For all the advanced analytics and highlights in his baseball resume, the most important question for Randy Wolf is this: How do his teammates feel when he gets on the mound?
The veteran of 372 career major league starts has enjoyed an All-Star season, struggled with results and twice undergone Tommy John surgery over the years. But the stats and the bio lines, along with July trade rumors, can mess with a pitcher’s mentality.
At the end of the day for Wolf, it’s all about his team.
“I’ve definitely had years where I’ve pitched really well and the win-loss record did not reflect that and that goes back to what you can or can’t control,” Wolf said.
“When you go out there and the team feels they have a good chance to win, whether or not that is a win on your record or not, the indicator is really your teammates’ opinion when you go out there to pitch. If they feel, ‘We have a good chance to win today,’ that’s really the highest compliment. But of course in the day of stats and all those analysis numbers, that can really kind of clog a guy’s mind and I think a lot of times those things get in the way.”
The stats have been in Wolf’s favor for the Bisons this season and the Herd feels pretty good when it’s his turn on the mound.
The lefty picked up his sixth win Monday night, pitching 7∏ shutout innings as the Bisons blanked the Syracuse Chiefs, 7-0, at Coca-Cola Field.
It was his longest outing of the season and his nine strikeouts were a season-best. Wolf got ahead of hitters consistently and got out of a jam after he gave up back-to-back hits to open the fifth.
But at that point the Herd had spotted him a seven-run lead. And Wolf used that to his full advantage.
“It gives you the freedom to be aggressive and make them hit the ball,” Wolf said of pitching with a big lead. “Because you kind of know if they hit a solo home run it’s not a big deal. Even if they hit a two-run home run. When you’ve got a seven-run lead it gives you the freedom to be more aggressive and throw in the zone and get a lot of the plate. That gets you a lot of strikes.”
Wolf has spent the entire season with the Herd after the Blue Jays signed him as a free agent in March.
He pitched in four different organizations last season, his first after taking 2013 off for his second Tommy John surgery.

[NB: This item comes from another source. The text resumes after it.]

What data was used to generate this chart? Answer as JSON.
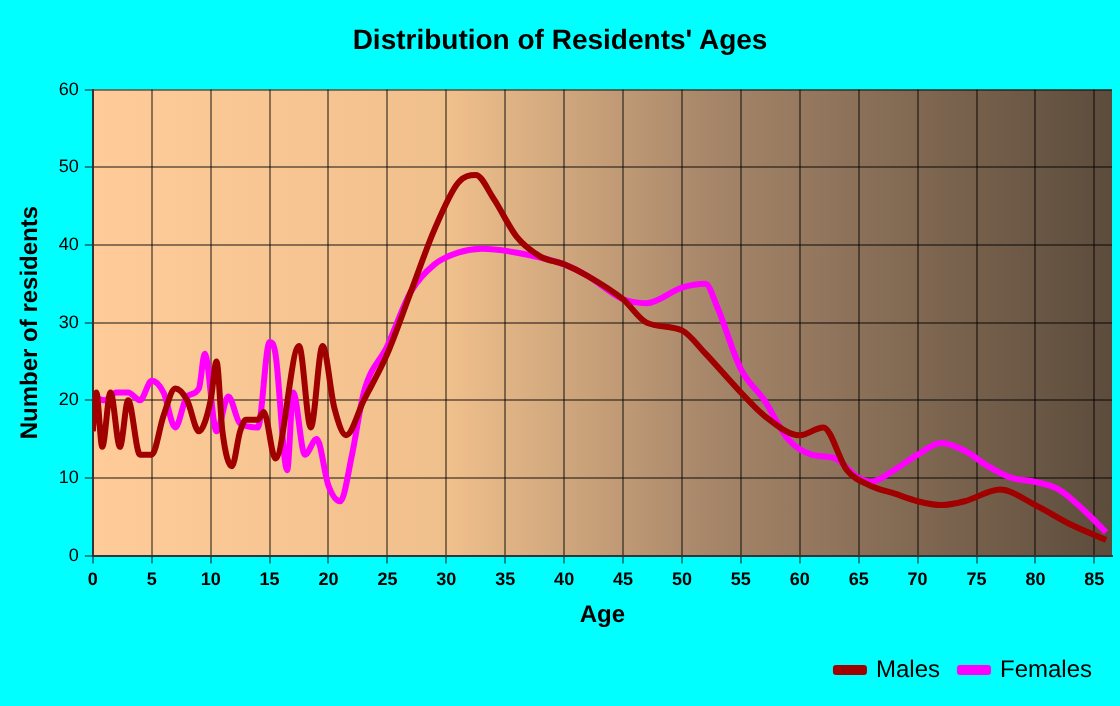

“I felt like I’ve pitched well,” Wolf said. “I’ve been consistent and I’ve been able to go six, seven innings pretty much every time and that’s pretty much all I want to do when I get out there. Give our team a chance to win a game. That’s my focus and that’s what I want to do, go out there and throw as deep as I can in the game. There are games where I don’t have good command and your stuff isn’t that great and you try to limit the damage.
“The reason I played this year is because I knew I could still pitch. This offseason I felt great. I knew I still had the ability to pitch in the big leagues and I think I’ve come out here and proven that I can. Whether or not that is going to happen becomes more highly doubtable, but we’ll see.”